Methionine-induced homocysteinemia impairs endothelial function in hypertensives: the role of asymmetrical dimethylarginine and antioxidant vitamins.

BACKGROUND: Nitric oxide synthase (NOS) inhibitor asymmetrical dimethylarginine (ADMA) is synthesized by the methylation of arginine as part of the methionine/homocysteine cycle. However, the mechanisms regulating ADMA synthesis in hypertension are unclear. METHODS: We investigated the role of ADMA and antioxidants in endothelial dysfunction during methionine-induced homocysteinemia in hypertensives. Thirty-nine hypertensives and forty-nine normotensive controls underwent methionine loading (100 mg methionine/kg BW), after being randomized to receive vitamin C (2 g) and E (800 IU) or placebo. Endothelium-dependent dilation (EDD) was evaluated by plethysmography (baseline and 4-h post-methionine loading (4-h PML)).
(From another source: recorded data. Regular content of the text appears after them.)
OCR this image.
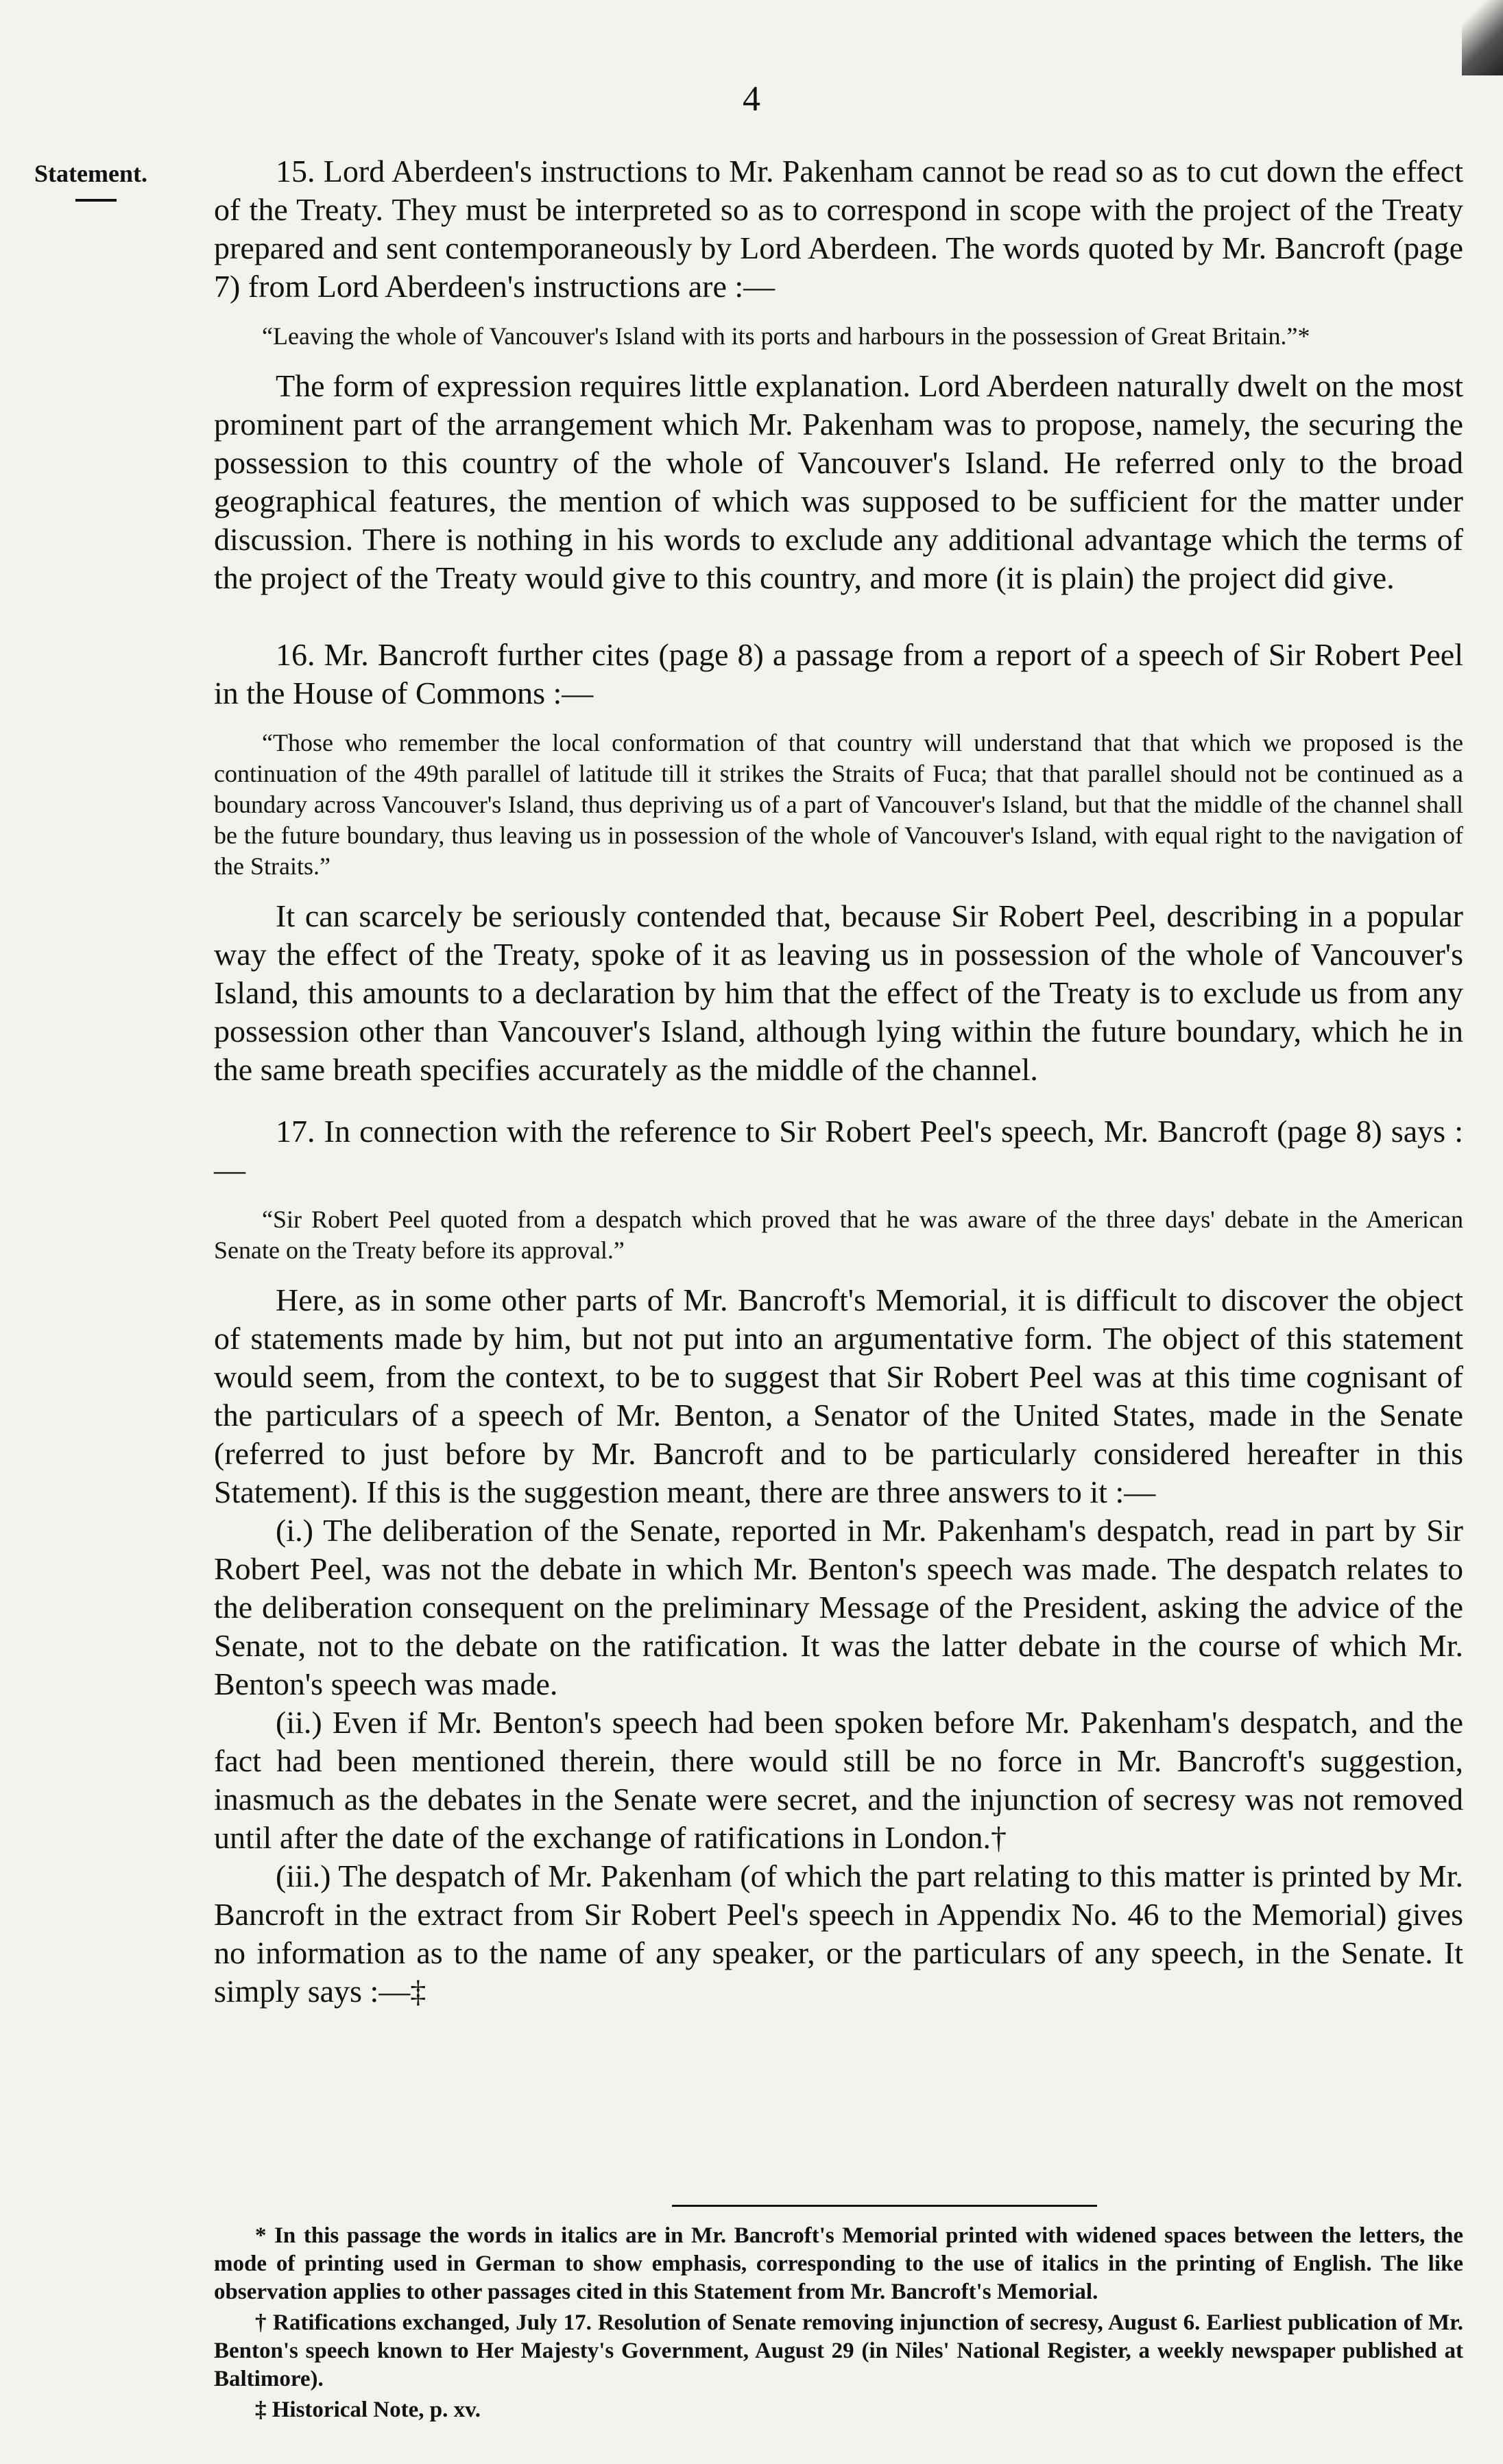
4
Statement.	15. Lord Aberdeen's instructions to Mr. Pakenham cannot be read so as to cut down the effect of the Treaty. They must be interpreted so as to correspond in scope with the project of the Treaty prepared and sent contemporaneously by Lord Aberdeen. The words quoted by Mr. Bancroft (page 7) from Lord Aberdeen's instructions are :—

“Leaving the whole of Vancouver's Island with its ports and harbours in the possession of Great Britain.”*

The form of expression requires little explanation. Lord Aberdeen naturally dwelt on the most prominent part of the arrangement which Mr. Pakenham was to propose, namely, the securing the possession to this country of the whole of Vancouver's Island. He referred only to the broad geographical features, the mention of which was supposed to be sufficient for the matter under discussion. There is nothing in his words to exclude any additional advantage which the terms of the project of the Treaty would give to this country, and more (it is plain) the project did give.

16. Mr. Bancroft further cites (page 8) a passage from a report of a speech of Sir Robert Peel in the House of Commons :—

“Those who remember the local conformation of that country will understand that that which we proposed is the continuation of the 49th parallel of latitude till it strikes the Straits of Fuca; that that parallel should not be continued as a boundary across Vancouver's Island, thus depriving us of a part of Vancouver's Island, but that the middle of the channel shall be the future boundary, thus leaving us in possession of the whole of Vancouver's Island, with equal right to the navigation of the Straits.”

It can scarcely be seriously contended that, because Sir Robert Peel, describing in a popular way the effect of the Treaty, spoke of it as leaving us in possession of the whole of Vancouver's Island, this amounts to a declaration by him that the effect of the Treaty is to exclude us from any possession other than Vancouver's Island, although lying within the future boundary, which he in the same breath specifies accurately as the middle of the channel.

17. In connection with the reference to Sir Robert Peel's speech, Mr. Bancroft (page 8) says :—

“Sir Robert Peel quoted from a despatch which proved that he was aware of the three days' debate in the American Senate on the Treaty before its approval.”

Here, as in some other parts of Mr. Bancroft's Memorial, it is difficult to discover the object of statements made by him, but not put into an argumentative form. The object of this statement would seem, from the context, to be to suggest that Sir Robert Peel was at this time cognisant of the particulars of a speech of Mr. Benton, a Senator of the United States, made in the Senate (referred to just before by Mr. Bancroft and to be particularly considered hereafter in this Statement). If this is the suggestion meant, there are three answers to it :—

(i.) The deliberation of the Senate, reported in Mr. Pakenham's despatch, read in part by Sir Robert Peel, was not the debate in which Mr. Benton's speech was made. The despatch relates to the deliberation consequent on the preliminary Message of the President, asking the advice of the Senate, not to the debate on the ratification. It was the latter debate in the course of which Mr. Benton's speech was made.

(ii.) Even if Mr. Benton's speech had been spoken before Mr. Pakenham's despatch, and the fact had been mentioned therein, there would still be no force in Mr. Bancroft's suggestion, inasmuch as the debates in the Senate were secret, and the injunction of secresy was not removed until after the date of the exchange of ratifications in London.†

(iii.) The despatch of Mr. Pakenham (of which the part relating to this matter is printed by Mr. Bancroft in the extract from Sir Robert Peel's speech in Appendix No. 46 to the Memorial) gives no information as to the name of any speaker, or the particulars of any speech, in the Senate. It simply says :—‡

* In this passage the words in italics are in Mr. Bancroft's Memorial printed with widened spaces between the letters, the mode of printing used in German to show emphasis, corresponding to the use of italics in the printing of English. The like observation applies to other passages cited in this Statement from Mr. Bancroft's Memorial.

† Ratifications exchanged, July 17. Resolution of Senate removing injunction of secresy, August 6. Earliest publication of Mr. Benton's speech known to Her Majesty's Government, August 29 (in Niles' National Register, a weekly newspaper published at Baltimore).

‡ Historical Note, p. xv.
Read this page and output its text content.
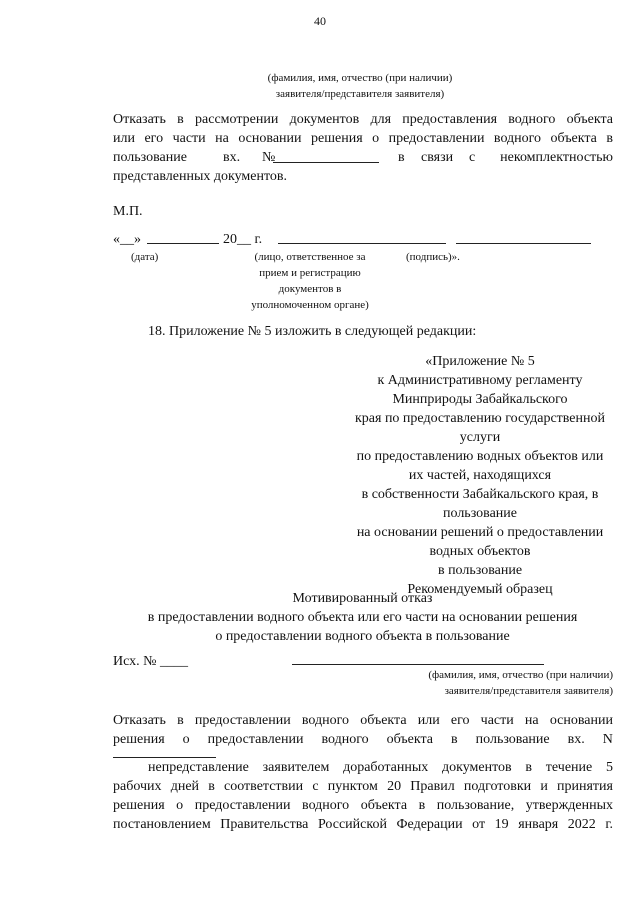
40
(фамилия, имя, отчество (при наличии)
заявителя/представителя заявителя)
Отказать в рассмотрении документов для предоставления водного объекта
или его части на основании решения о предоставлении водного объекта в
пользование	вх. №	в связи с некомплектностью
представленных документов.
М.П.
«__»	20__ г.
(дата)	(лицо, ответственное за
прием и регистрацию
документов в
уполномоченном органе)
(подпись)».
18. Приложение № 5 изложить в следующей редакции:
«Приложение № 5
к Административному регламенту
Минприроды Забайкальского
края по предоставлению государственной
услуги
по предоставлению водных объектов или
их частей, находящихся
в собственности Забайкальского края, в
пользование
на основании решений о предоставлении
водных объектов
в пользование
Рекомендуемый образец
Мотивированный отказ
в предоставлении водного объекта или его части на основании решения
о предоставлении водного объекта в пользование
Исх. № ____
(фамилия, имя, отчество (при наличии)
заявителя/представителя заявителя)
Отказать в предоставлении водного объекта или его части на основании
решения о предоставлении водного объекта в пользование вх. N
непредставление заявителем доработанных документов в течение 5
рабочих дней в соответствии с пунктом 20 Правил подготовки и принятия
решения о предоставлении водного объекта в пользование, утвержденных
постановлением Правительства Российской Федерации от 19 января 2022 г.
RESULTS: Hypertensives had higher homocysteine at baseline (P < 0.001) and 4-h PML (P < 0.05), whereas methionine increased homocysteine in all groups. EDD was decreased in both vitamins and placebo groups in controls (P < 0.01 for both) and vitamins- and placebo-treated hypertensives (P < 0.05 and P < 0.01, respectively). In controls, ADMA was increased in both vitamin- and placebo groups (P < 0.01 for both) at 4-h PML. Hypertensives had higher ADMA at baseline (P < 0.01 vs. normotensive) and remained unchanged at 4-h PML (P = NS in placebo and vitamins treated). CONCLUSIONS: ADMA is elevated in hypertensives but remains unchanged after methionine loading, suggesting that ADMA plays an important role in endothelial dysfunction in hypertensives, but it is not responsible for homocysteine-induced endothelial dysfunction in these patients.